Store Capital Corporation
- Company type: Private
- Traded as: NYSE: STOR (2015–2023)
- Industry: Real estate investment trust (REIT)
- Founded: 2011; 15 years ago
- Headquarters: Scottsdale, Arizona, U.S.
- Key people: Mary Fedewa (CEO)
- Services: Real Estate leases
- Revenue: US$783.8 million (2021)
- Net income: US$268.35 million (2021)
- Total assets: US$9.7 billion (2021)
- Total equity: US$5.1 billion (2021)
- Owner: GIC; Oak Street Capital;
- Number of employees: 117 (2021)
- Website: storecapital.com

= Store Capital =

U.S. Real Estate Investment Trust

Store Capital Corporation (STORE stands for Single Tenant Operational Real Estate) is a private American real estate investment trust headquartered in Scottsdale, Arizona.

==History==
The company was founded in 2011 and is based in Scottsdale, Arizona.

Backed by Oaktree Capital Management, the company filed for its initial public offering in August 2014 and went public on the New York Stock Exchange later that year. Its stock was added to the S&P 400 stock market index in 2020.

On December 28, 2021, co-founder, executive chairman of the board and former CEO, Christopher Volk, was terminated without cause, receiving cash severance and other benefits in accordance with the terms of his employment agreement. Tawn Kelley, a board member since 2020 and Vice President of Taylor Morrison Home Corporation, was given the chairman position in a non-executive capacity.

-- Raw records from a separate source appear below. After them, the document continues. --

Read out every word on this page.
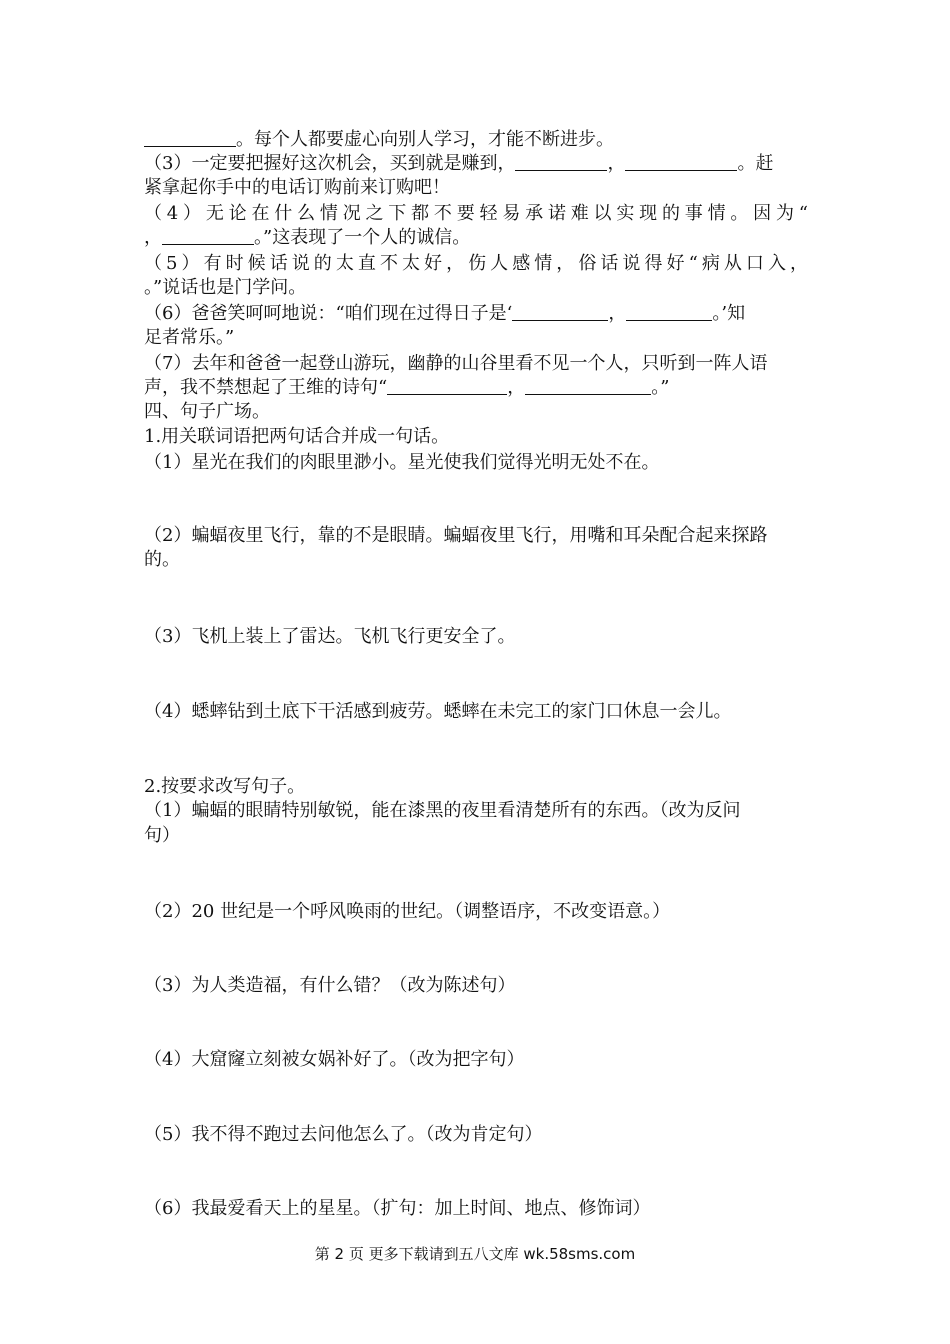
。每个人都要虚心向别人学习，才能不断进步。
（3）一定要把握好这次机会，买到就是赚到，	，	。赶
紧拿起你手中的电话订购前来订购吧！
（4）无论在什么情况之下都不要轻易承诺难以实现的事情。因为“
，	。”这表现了一个人的诚信。
（5）有时候话说的太直不太好，伤人感情，俗话说得好“病从口入，
。”说话也是门学问。
（6）爸爸笑呵呵地说：“咱们现在过得日子是‘	，	。’知
足者常乐。”
（7）去年和爸爸一起登山游玩，幽静的山谷里看不见一个人，只听到一阵人语
声，我不禁想起了王维的诗句“	，	。”
四、句子广场。
1.用关联词语把两句话合并成一句话。
（1）星光在我们的肉眼里渺小。星光使我们觉得光明无处不在。
（2）蝙蝠夜里飞行，靠的不是眼睛。蝙蝠夜里飞行，用嘴和耳朵配合起来探路
的。
（3）飞机上装上了雷达。飞机飞行更安全了。
（4）蟋蟀钻到土底下干活感到疲劳。蟋蟀在未完工的家门口休息一会儿。
2.按要求改写句子。
（1）蝙蝠的眼睛特别敏锐，能在漆黑的夜里看清楚所有的东西。（改为反问
句）
（2）20 世纪是一个呼风唤雨的世纪。（调整语序，不改变语意。）
（3）为人类造福，有什么错？（改为陈述句）
（4）大窟窿立刻被女娲补好了。（改为把字句）
（5）我不得不跑过去问他怎么了。（改为肯定句）
（6）我最爱看天上的星星。（扩句：加上时间、地点、修饰词）
第 2 页 更多下载请到五八文库 wk.58sms.com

In September 2022, Singaporean sovereign wealth fund GIC and American private equity firm Oak Street, a division of Blue Owl Capital Inc., agreed to acquire Store Capital in an all-cash deal valued at about US$14 billion.

==Operations==
STORE Capital likes to work directly with companies in sale/leaseback transactions, which account for roughly 80% of its acquisitions. The company invests primarily in high-quality properties that are subject to long-term NNN Leases. The company often leases to smaller tenants that do not have credit ratings from major credit rating agencies, and therefore requires most of its clients to disclose the profitability for operations attach individual property leased from STORE, which allows the company to independently determine the creditworthiness of its tenants and use this profitability as a source to rent.

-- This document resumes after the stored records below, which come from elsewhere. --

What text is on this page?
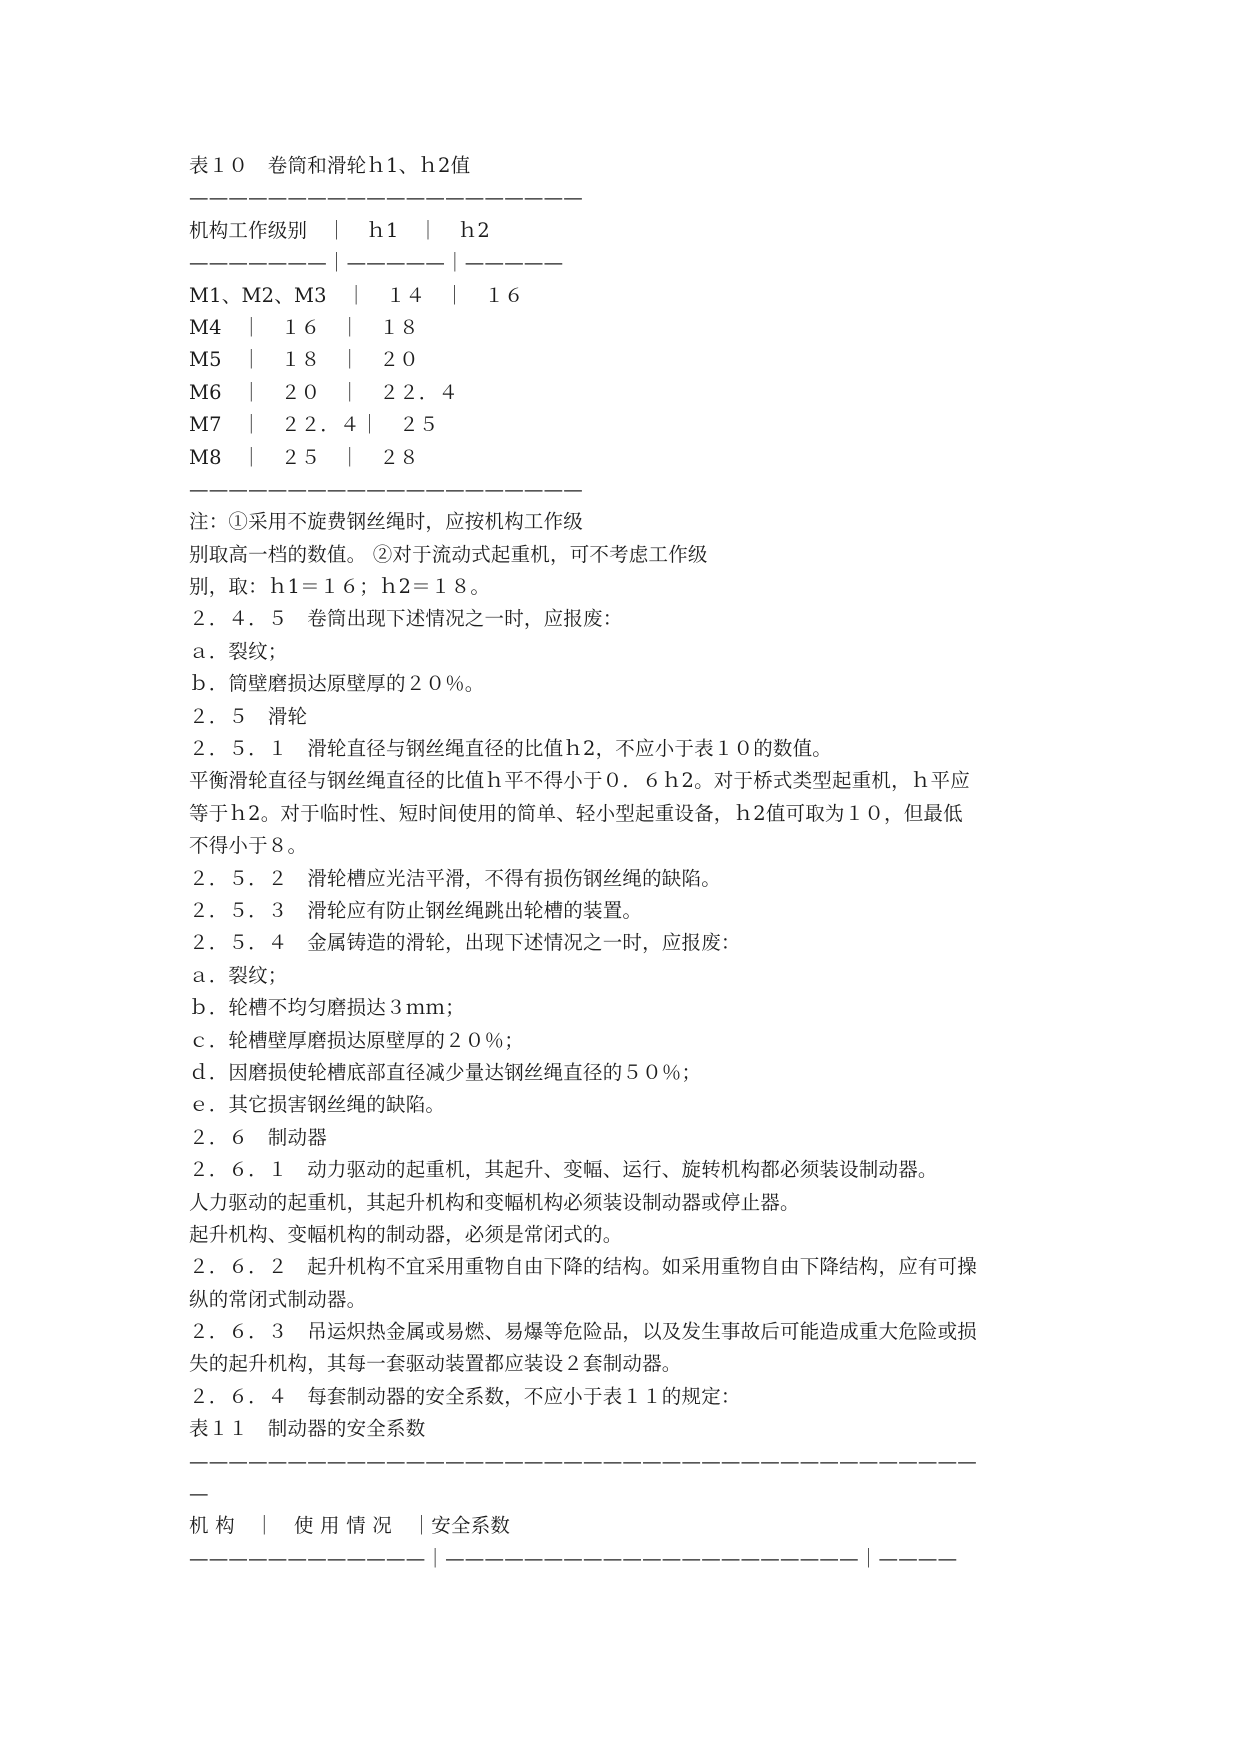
表１０　卷筒和滑轮ｈ1、ｈ2值
————————————————————
机构工作级别　｜　ｈ1　｜　ｈ2
———————｜—————｜—————
M1、M2、M3　｜　１４　｜　１６
M4　｜　１６　｜　１８
M5　｜　１８　｜　２０
M6　｜　２０　｜　２２．４
M7　｜　２２．４｜　２５
M8　｜　２５　｜　２８
————————————————————
注：①采用不旋费钢丝绳时，应按机构工作级
别取高一档的数值。 ②对于流动式起重机，可不考虑工作级
别，取：ｈ1＝１６；ｈ2＝１８。
２．４．５　卷筒出现下述情况之一时，应报废：
ａ．裂纹；
ｂ．筒壁磨损达原壁厚的２０％。
２．５　滑轮
２．５．１　滑轮直径与钢丝绳直径的比值ｈ2，不应小于表１０的数值。
平衡滑轮直径与钢丝绳直径的比值ｈ平不得小于０．６ｈ2。对于桥式类型起重机，ｈ平应
等于ｈ2。对于临时性、短时间使用的简单、轻小型起重设备，ｈ2值可取为１０，但最低
不得小于８。
２．５．２　滑轮槽应光洁平滑，不得有损伤钢丝绳的缺陷。
２．５．３　滑轮应有防止钢丝绳跳出轮槽的装置。
２．５．４　金属铸造的滑轮，出现下述情况之一时，应报废：
ａ．裂纹；
ｂ．轮槽不均匀磨损达３ｍｍ；
ｃ．轮槽壁厚磨损达原壁厚的２０％；
ｄ．因磨损使轮槽底部直径减少量达钢丝绳直径的５０％；
ｅ．其它损害钢丝绳的缺陷。
２．６　制动器
２．６．１　动力驱动的起重机，其起升、变幅、运行、旋转机构都必须装设制动器。
人力驱动的起重机，其起升机构和变幅机构必须装设制动器或停止器。
起升机构、变幅机构的制动器，必须是常闭式的。
２．６．２　起升机构不宜采用重物自由下降的结构。如采用重物自由下降结构，应有可操
纵的常闭式制动器。
２．６．３　吊运炽热金属或易燃、易爆等危险品，以及发生事故后可能造成重大危险或损
失的起升机构，其每一套驱动装置都应装设２套制动器。
２．６．４　每套制动器的安全系数，不应小于表１１的规定：
表１１　制动器的安全系数
————————————————————————————————————————
—
机 构　｜　使 用 情 况　｜安全系数
————————————｜—————————————————————｜————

At June 30, 2022, the company had a portfolio valued at $11.4 billion and consisting of investments in 3.012 properties operated by 579 clients in 49 American states. Its clients operate across a wide range of service, retail and manufacturing industries within the U.S. economy, including theme parks, restaurants, theaters, car wash centers, automotive parts and repair shops, pet shops, plant nurseries and furniture stores. Approximately 94% of the portfolio represents commercial real estate properties subject to long-term leases, with around 6% representing mortgage loans and financing receivables on commercial real estate properties.